This deep connection helps us to think of how they felt. Their lives in Ireland had been terrible. The young girls, many not even in their teens had already known hunger and loss, and had been consigned to the harshness and squalor of workhouses. The authorities in Ireland wanted to get rid of them. Because the colony suffered from a shortage of women, the authorities here in Sydney agreed to take them"
While most of the girls were put into domestic service, they eventually married. They married Irishmen, but they also married Englishmen and other settlers.
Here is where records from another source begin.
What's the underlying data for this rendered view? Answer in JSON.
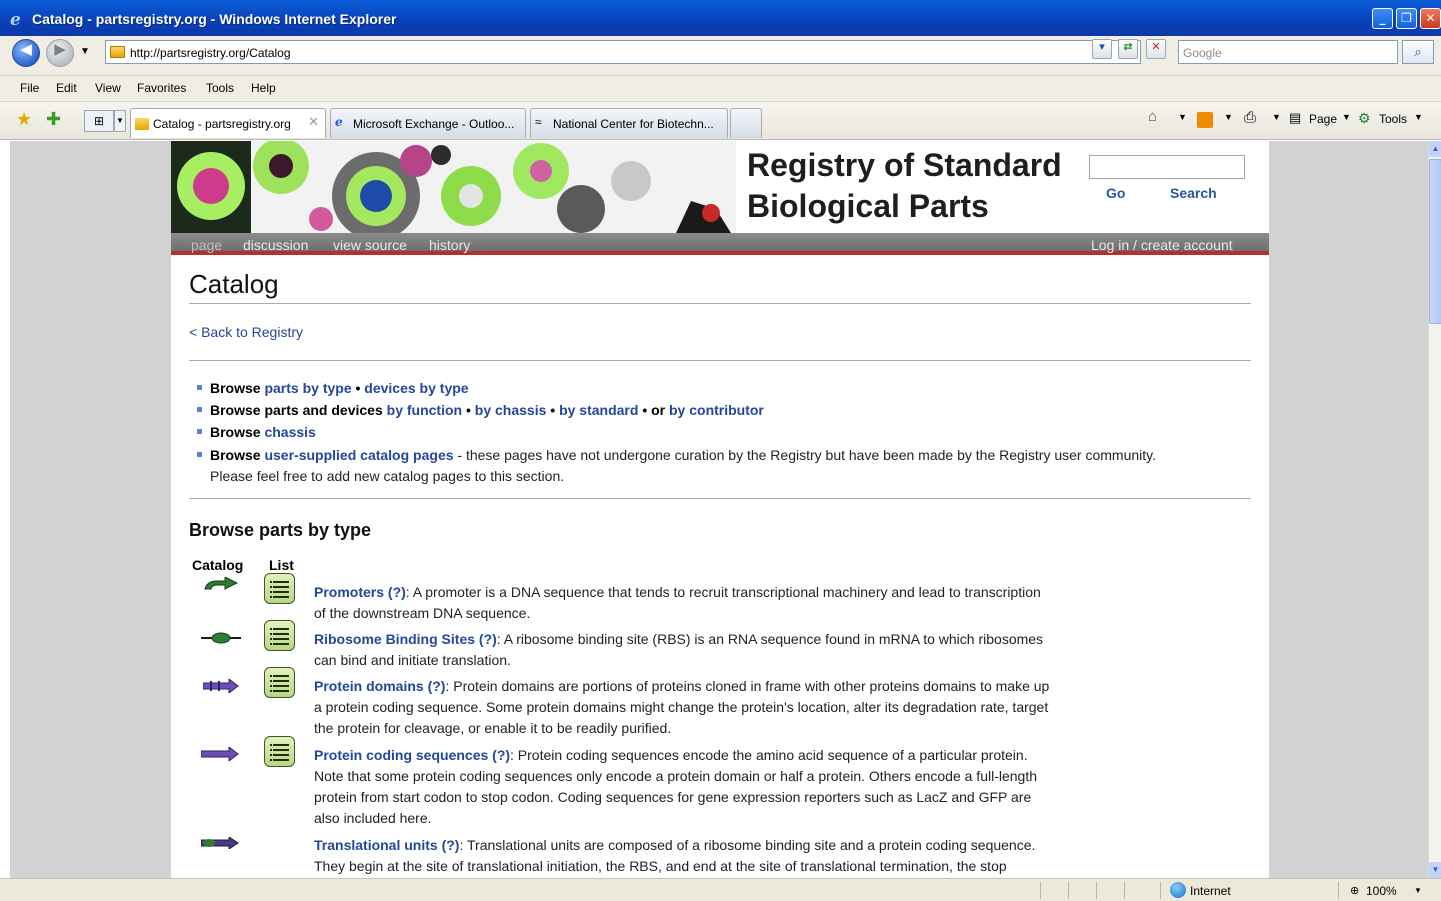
{
  "window": {
    "title": "Catalog - partsregistry.org - Windows Internet Explorer"
  },
  "address": {
    "url": "http://partsregistry.org/Catalog",
    "search_placeholder": "Google"
  },
  "menu": [
    "File",
    "Edit",
    "View",
    "Favorites",
    "Tools",
    "Help"
  ],
  "tabs": [
    {
      "label": "Catalog - partsregistry.org"
    },
    {
      "label": "Microsoft Exchange - Outloo..."
    },
    {
      "label": "National Center for Biotechn..."
    }
  ],
  "command_bar": {
    "page": "Page",
    "tools": "Tools"
  },
  "site": {
    "title_line1": "Registry of Standard",
    "title_line2": "Biological Parts",
    "go": "Go",
    "search": "Search",
    "page_tabs": [
      "page",
      "discussion",
      "view source",
      "history"
    ],
    "login": "Log in / create account"
  },
  "content": {
    "heading": "Catalog",
    "back_link": "< Back to Registry",
    "browse": {
      "b1_prefix": "Browse",
      "b1_link1": "parts by type",
      "b1_sep": "•",
      "b1_link2": "devices by type",
      "b2_prefix": "Browse parts and devices",
      "b2_link1": "by function",
      "b2_link2": "by chassis",
      "b2_link3": "by standard",
      "b2_or": "• or",
      "b2_link4": "by contributor",
      "b3_prefix": "Browse",
      "b3_link": "chassis",
      "b4_prefix": "Browse",
      "b4_link": "user-supplied catalog pages",
      "b4_text": " - these pages have not undergone curation by the Registry but have been made by the Registry user community.",
      "b4_text2": "Please feel free to add new catalog pages to this section."
    },
    "section_title": "Browse parts by type",
    "col_catalog": "Catalog",
    "col_list": "List",
    "items": [
      {
        "name": "Promoters (?)",
        "lines": [
          ": A promoter is a DNA sequence that tends to recruit transcriptional machinery and lead to transcription",
          "of the downstream DNA sequence."
        ]
      },
      {
        "name": "Ribosome Binding Sites (?)",
        "lines": [
          ": A ribosome binding site (RBS) is an RNA sequence found in mRNA to which ribosomes",
          "can bind and initiate translation."
        ]
      },
      {
        "name": "Protein domains (?)",
        "lines": [
          ": Protein domains are portions of proteins cloned in frame with other proteins domains to make up",
          "a protein coding sequence. Some protein domains might change the protein's location, alter its degradation rate, target",
          "the protein for cleavage, or enable it to be readily purified."
        ]
      },
      {
        "name": "Protein coding sequences (?)",
        "lines": [
          ": Protein coding sequences encode the amino acid sequence of a particular protein.",
          "Note that some protein coding sequences only encode a protein domain or half a protein. Others encode a full-length",
          "protein from start codon to stop codon. Coding sequences for gene expression reporters such as LacZ and GFP are",
          "also included here."
        ]
      },
      {
        "name": "Translational units (?)",
        "lines": [
          ": Translational units are composed of a ribosome binding site and a protein coding sequence.",
          "They begin at the site of translational initiation, the RBS, and end at the site of translational termination, the stop"
        ]
      }
    ]
  },
  "status": {
    "zone": "Internet",
    "zoom": "100%"
  }
}
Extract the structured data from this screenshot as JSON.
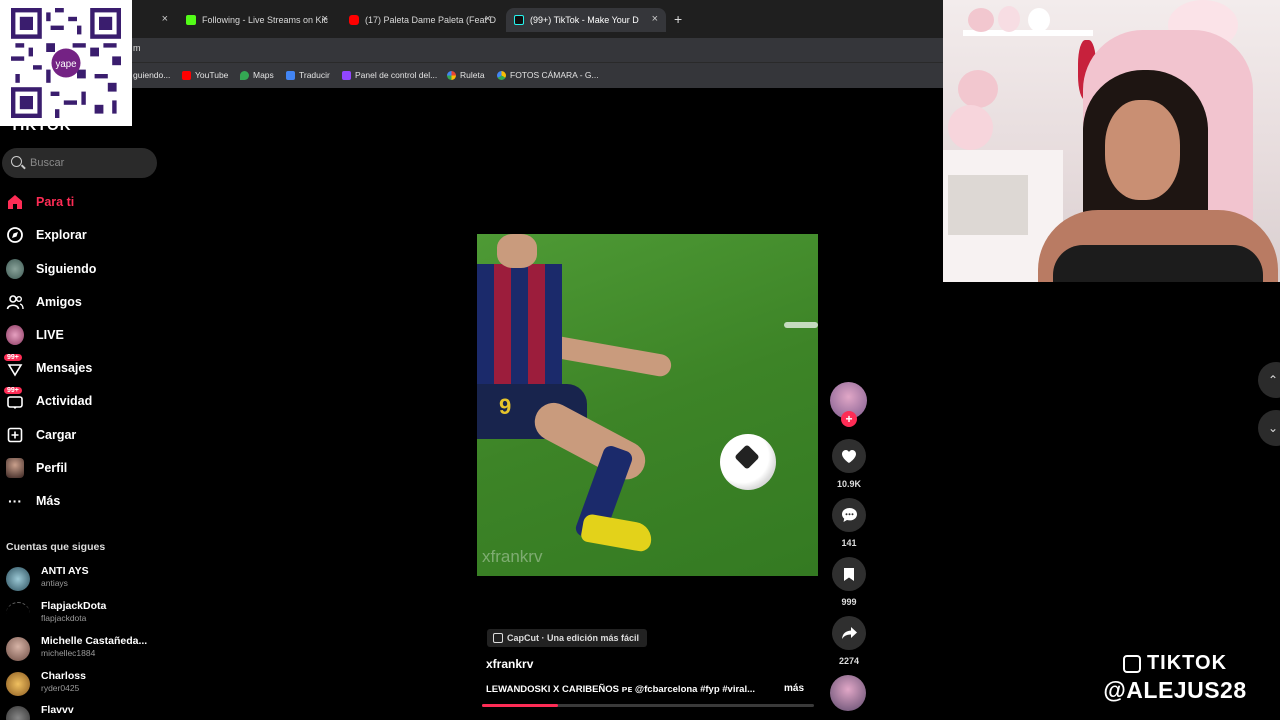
{
  "browser": {
    "tabs": [
      {
        "label": ""
      },
      {
        "label": "Following - Live Streams on Kic"
      },
      {
        "label": "(17) Paleta Dame Paleta (Feat D"
      },
      {
        "label": "(99+) TikTok - Make Your D"
      }
    ],
    "address_fragment": "m",
    "bookmarks": [
      {
        "label": "guiendo...",
        "color": "#8f8f8f"
      },
      {
        "label": "YouTube",
        "color": "#ff0000"
      },
      {
        "label": "Maps",
        "color": "#34a853"
      },
      {
        "label": "Traducir",
        "color": "#4285f4"
      },
      {
        "label": "Panel de control del...",
        "color": "#9146ff"
      },
      {
        "label": "Ruleta",
        "color": "#ea4335"
      },
      {
        "label": "FOTOS CÁMARA - G...",
        "color": "#fbbc04"
      }
    ]
  },
  "qr": {
    "brand": "yape"
  },
  "sidebar": {
    "logo_text": "TIKTOK",
    "search_placeholder": "Buscar",
    "nav": [
      {
        "label": "Para ti",
        "icon": "home-icon",
        "active": true
      },
      {
        "label": "Explorar",
        "icon": "compass-icon"
      },
      {
        "label": "Siguiendo",
        "icon": "following-avatar"
      },
      {
        "label": "Amigos",
        "icon": "friends-icon"
      },
      {
        "label": "LIVE",
        "icon": "live-avatar"
      },
      {
        "label": "Mensajes",
        "icon": "messages-icon",
        "badge": "99+"
      },
      {
        "label": "Actividad",
        "icon": "activity-icon",
        "badge": "99+"
      },
      {
        "label": "Cargar",
        "icon": "upload-icon"
      },
      {
        "label": "Perfil",
        "icon": "profile-avatar"
      },
      {
        "label": "Más",
        "icon": "more-icon"
      }
    ],
    "following_title": "Cuentas que sigues",
    "accounts": [
      {
        "name": "ANTI AYS",
        "user": "antiays",
        "color": "#4a7a8c"
      },
      {
        "name": "FlapjackDota",
        "user": "flapjackdota",
        "color": "#000000"
      },
      {
        "name": "Michelle Castañeda...",
        "user": "michellec1884",
        "color": "#a7837a"
      },
      {
        "name": "Charloss",
        "user": "ryder0425",
        "color": "#c78a3a"
      },
      {
        "name": "Flavvv",
        "user": "",
        "color": "#555555"
      }
    ]
  },
  "video": {
    "watermark": "xfrankrv",
    "jersey_number": "9",
    "progress": 0.23
  },
  "actions": {
    "likes": "10.9K",
    "comments": "141",
    "saves": "999",
    "shares": "2274"
  },
  "caption": {
    "capcut": "CapCut · Una edición más fácil",
    "author": "xfrankrv",
    "description": "LEWANDOSKI X CARIBEÑOS ᴘᴇ @fcbarcelona #fyp #viral...",
    "more": "más"
  },
  "overlay": {
    "line1": "TIKTOK",
    "line2": "@ALEJUS28"
  },
  "colors": {
    "accent": "#fe2c55",
    "background": "#000000"
  }
}
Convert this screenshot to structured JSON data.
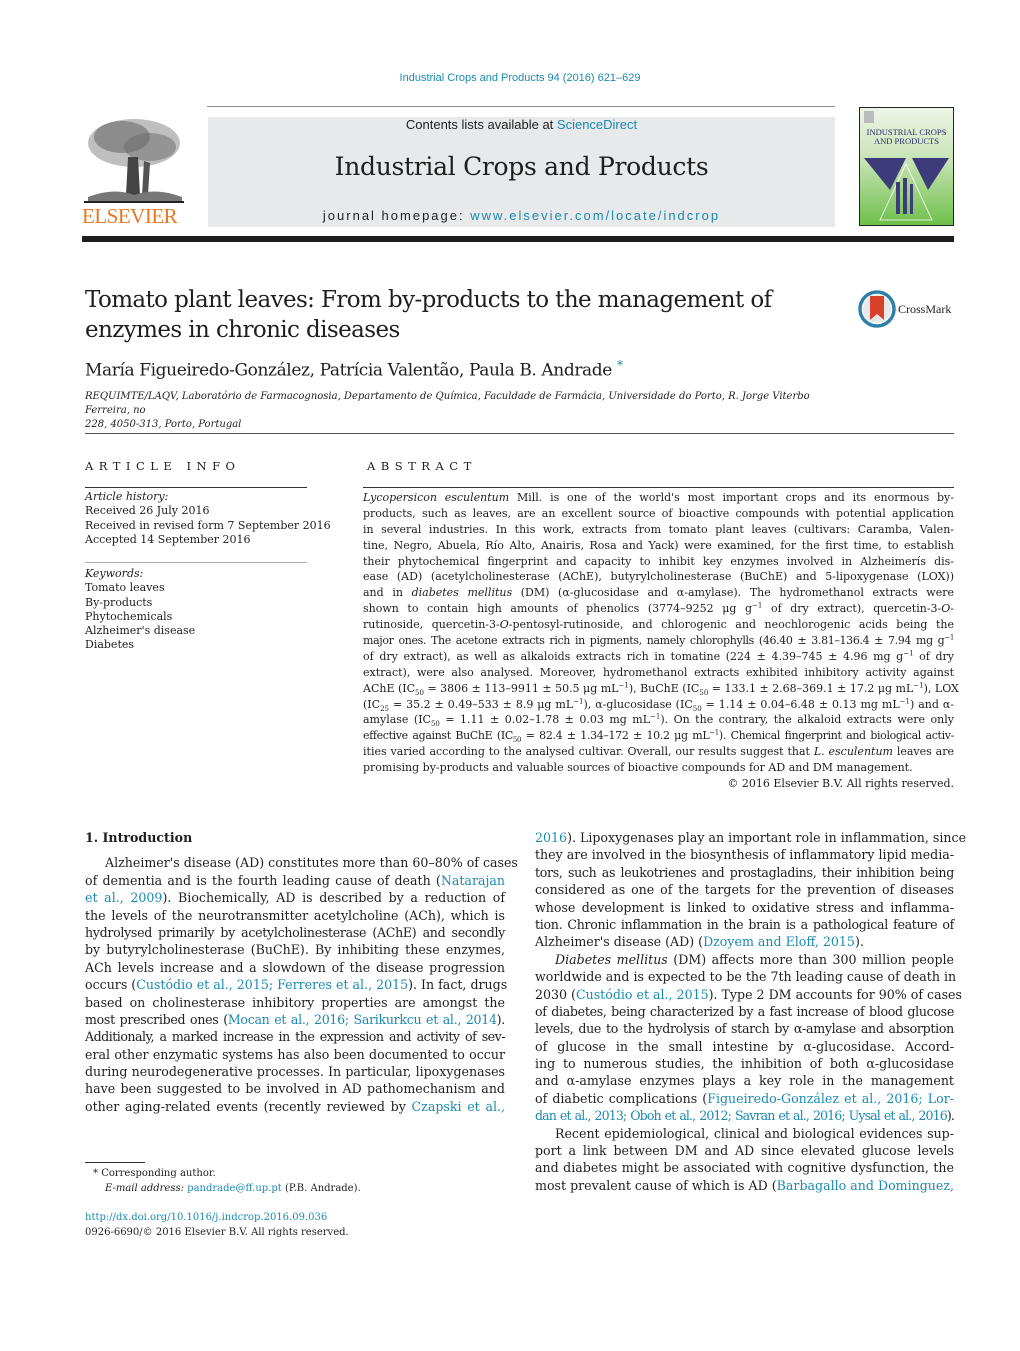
{
  "citation": "Industrial Crops and Products 94 (2016) 621–629",
  "header": {
    "publisher_word": "ELSEVIER",
    "contents_prefix": "Contents lists available at ",
    "contents_link": "ScienceDirect",
    "journal_name": "Industrial Crops and Products",
    "homepage_prefix": "journal homepage: ",
    "homepage_link": "www.elsevier.com/locate/indcrop",
    "cover_title": "INDUSTRIAL CROPS AND PRODUCTS"
  },
  "colors": {
    "link": "#1a8ab0",
    "elsevier_orange": "#e87722",
    "header_band": "#e8e9ea"
  },
  "article": {
    "title_line1": "Tomato plant leaves: From by-products to the management of",
    "title_line2": "enzymes in chronic diseases",
    "crossmark_label": "CrossMark",
    "authors": "María Figueiredo-González, Patrícia Valentão, Paula B. Andrade",
    "author_marker": "*",
    "affiliation_line1": "REQUIMTE/LAQV, Laboratório de Farmacognosia, Departamento de Química, Faculdade de Farmácia, Universidade do Porto, R. Jorge Viterbo Ferreira, no",
    "affiliation_line2": "228, 4050-313, Porto, Portugal"
  },
  "article_info": {
    "heading": "ARTICLE INFO",
    "history_label": "Article history:",
    "history": [
      "Received 26 July 2016",
      "Received in revised form 7 September 2016",
      "Accepted 14 September 2016"
    ],
    "keywords_label": "Keywords:",
    "keywords": [
      "Tomato leaves",
      "By-products",
      "Phytochemicals",
      "Alzheimer's disease",
      "Diabetes"
    ]
  },
  "abstract": {
    "heading": "ABSTRACT",
    "l1_it": "Lycopersicon esculentum",
    "l1": " Mill. is one of the world's most important crops and its enormous by-",
    "l2": "products, such as leaves, are an excellent source of bioactive compounds with potential application",
    "l3": "in several industries. In this work, extracts from tomato plant leaves (cultivars: Caramba, Valen-",
    "l4": "tine, Negro, Abuela, Río Alto, Anairis, Rosa and Yack) were examined, for the first time, to establish",
    "l5": "their phytochemical fingerprint and capacity to inhibit key enzymes involved in Alzheimerís dis-",
    "l6": "ease (AD) (acetylcholinesterase (AChE), butyrylcholinesterase (BuChE) and 5-lipoxygenase (LOX))",
    "l7a": "and in ",
    "l7_it": "diabetes mellitus",
    "l7b": " (DM) (α-glucosidase and α-amylase). The hydromethanol extracts were",
    "l8a": "shown to contain high amounts of phenolics (3774–9252 μg g",
    "l8_sup": "−1",
    "l8b": " of dry extract), quercetin-3-",
    "l8_it": "O",
    "l8c": "-",
    "l9a": "rutinoside, quercetin-3-",
    "l9_it": "O",
    "l9b": "-pentosyl-rutinoside, and chlorogenic and neochlorogenic acids being the",
    "l10a": "major ones. The acetone extracts rich in pigments, namely chlorophylls (46.40 ± 3.81–136.4 ± 7.94 mg g",
    "l10_sup": "−1",
    "l11a": "of dry extract), as well as alkaloids extracts rich in tomatine (224 ± 4.39–745 ± 4.96 mg g",
    "l11_sup": "−1",
    "l11b": " of dry",
    "l12": "extract), were also analysed. Moreover, hydromethanol extracts exhibited inhibitory activity against",
    "l13a": "AChE (IC",
    "l13_sub1": "50",
    "l13b": " = 3806 ± 113–9911 ± 50.5 μg mL",
    "l13_sup1": "−1",
    "l13c": "), BuChE (IC",
    "l13_sub2": "50",
    "l13d": " = 133.1 ± 2.68–369.1 ± 17.2 μg mL",
    "l13_sup2": "−1",
    "l13e": "), LOX",
    "l14a": "(IC",
    "l14_sub1": "25",
    "l14b": " = 35.2 ± 0.49–533 ± 8.9 μg mL",
    "l14_sup1": "−1",
    "l14c": "), α-glucosidase (IC",
    "l14_sub2": "50",
    "l14d": " = 1.14 ± 0.04–6.48 ± 0.13 mg mL",
    "l14_sup2": "−1",
    "l14e": ") and α-",
    "l15a": "amylase (IC",
    "l15_sub": "50",
    "l15b": " = 1.11 ± 0.02–1.78 ± 0.03 mg mL",
    "l15_sup": "−1",
    "l15c": "). On the contrary, the alkaloid extracts were only",
    "l16a": "effective against BuChE (IC",
    "l16_sub": "50",
    "l16b": " = 82.4 ± 1.34–172 ± 10.2 μg mL",
    "l16_sup": "−1",
    "l16c": "). Chemical fingerprint and biological activ-",
    "l17a": "ities varied according to the analysed cultivar. Overall, our results suggest that ",
    "l17_it": "L. esculentum",
    "l17b": " leaves are",
    "l18": "promising by-products and valuable sources of bioactive compounds for AD and DM management.",
    "copyright": "© 2016 Elsevier B.V. All rights reserved."
  },
  "intro": {
    "heading": "1. Introduction",
    "left": {
      "l1": "Alzheimer's disease (AD) constitutes more than 60–80% of cases",
      "l2a": "of dementia and is the fourth leading cause of death (",
      "l2_link": "Natarajan",
      "l3_link": "et al., 2009",
      "l3b": "). Biochemically, AD is described by a reduction of",
      "l4": "the levels of the neurotransmitter acetylcholine (ACh), which is",
      "l5": "hydrolysed primarily by acetylcholinesterase (AChE) and secondly",
      "l6": "by butyrylcholinesterase (BuChE). By inhibiting these enzymes,",
      "l7": "ACh levels increase and a slowdown of the disease progression",
      "l8a": "occurs (",
      "l8_link": "Custódio et al., 2015; Ferreres et al., 2015",
      "l8b": "). In fact, drugs",
      "l9": "based on cholinesterase inhibitory properties are amongst the",
      "l10a": "most prescribed ones (",
      "l10_link": "Mocan et al., 2016; Sarikurkcu et al., 2014",
      "l10b": ").",
      "l11": "Additionaly, a marked increase in the expression and activity of sev-",
      "l12": "eral other enzymatic systems has also been documented to occur",
      "l13": "during neurodegenerative processes. In particular, lipoxygenases",
      "l14": "have been suggested to be involved in AD pathomechanism and",
      "l15a": "other aging-related events (recently reviewed by ",
      "l15_link": "Czapski et al.,"
    },
    "right": {
      "r1_link": "2016",
      "r1b": "). Lipoxygenases play an important role in inflammation, since",
      "r2": "they are involved in the biosynthesis of inflammatory lipid media-",
      "r3": "tors, such as leukotrienes and prostagladins, their inhibition being",
      "r4": "considered as one of the targets for the prevention of diseases",
      "r5": "whose development is linked to oxidative stress and inflamma-",
      "r6": "tion. Chronic inflammation in the brain is a pathological feature of",
      "r7a": "Alzheimer's disease (AD) (",
      "r7_link": "Dzoyem and Eloff, 2015",
      "r7b": ").",
      "r8_it": "Diabetes mellitus",
      "r8b": " (DM) affects more than 300 million people",
      "r9": "worldwide and is expected to be the 7th leading cause of death in",
      "r10a": "2030 (",
      "r10_link": "Custódio et al., 2015",
      "r10b": "). Type 2 DM accounts for 90% of cases",
      "r11": "of diabetes, being characterized by a fast increase of blood glucose",
      "r12": "levels, due to the hydrolysis of starch by α-amylase and absorption",
      "r13": "of glucose in the small intestine by α-glucosidase. Accord-",
      "r14": "ing to numerous studies, the inhibition of both α-glucosidase",
      "r15": "and α-amylase enzymes plays a key role in the management",
      "r16a": "of diabetic complications (",
      "r16_link": "Figueiredo-González et al., 2016; Lor-",
      "r17_link": "dan et al., 2013; Oboh et al., 2012; Savran et al., 2016; Uysal et al., 2016",
      "r17b": ").",
      "r18": "Recent epidemiological, clinical and biological evidences sup-",
      "r19": "port a link between DM and AD since elevated glucose levels",
      "r20": "and diabetes might be associated with cognitive dysfunction, the",
      "r21a": "most prevalent cause of which is AD (",
      "r21_link": "Barbagallo and Dominguez,"
    }
  },
  "footnotes": {
    "marker": "*",
    "corresponding": "Corresponding author.",
    "email_label": "E-mail address:",
    "email": "pandrade@ff.up.pt",
    "email_suffix": " (P.B. Andrade).",
    "doi": "http://dx.doi.org/10.1016/j.indcrop.2016.09.036",
    "issn_copyright": "0926-6690/© 2016 Elsevier B.V. All rights reserved."
  }
}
In this way, through the formation of families by the orphan girls, the Irish culture, the Irish personality spread widely throughout this colony as it did in Victoria and to a lesser but still marked extent in the later colonies.

I would like to make the personal observation that these girls must have been of strong and lively character, and great optimists. How else could they have survived the terrible famine, the loss of their parents, the desperate conditions of the workhouses in which they were incarcerated, the long dangerous sea voyage to Australia, the cultural shock of colonial Sydney, confinement in these barracks, and no doubt, a fair amount of discrimination, and bad behaviour by some of the colony's males.
Only the strongest girls, girls who were determined despite everything to find some happiness and fun, could have got through all that. I like to think of the girls having some fun, perhaps hooking up with some fiddlers and pipers and having a bit of a dance over there in Hyde Park before going back to scrubbing floors and washing dishes. After attending Mass of course"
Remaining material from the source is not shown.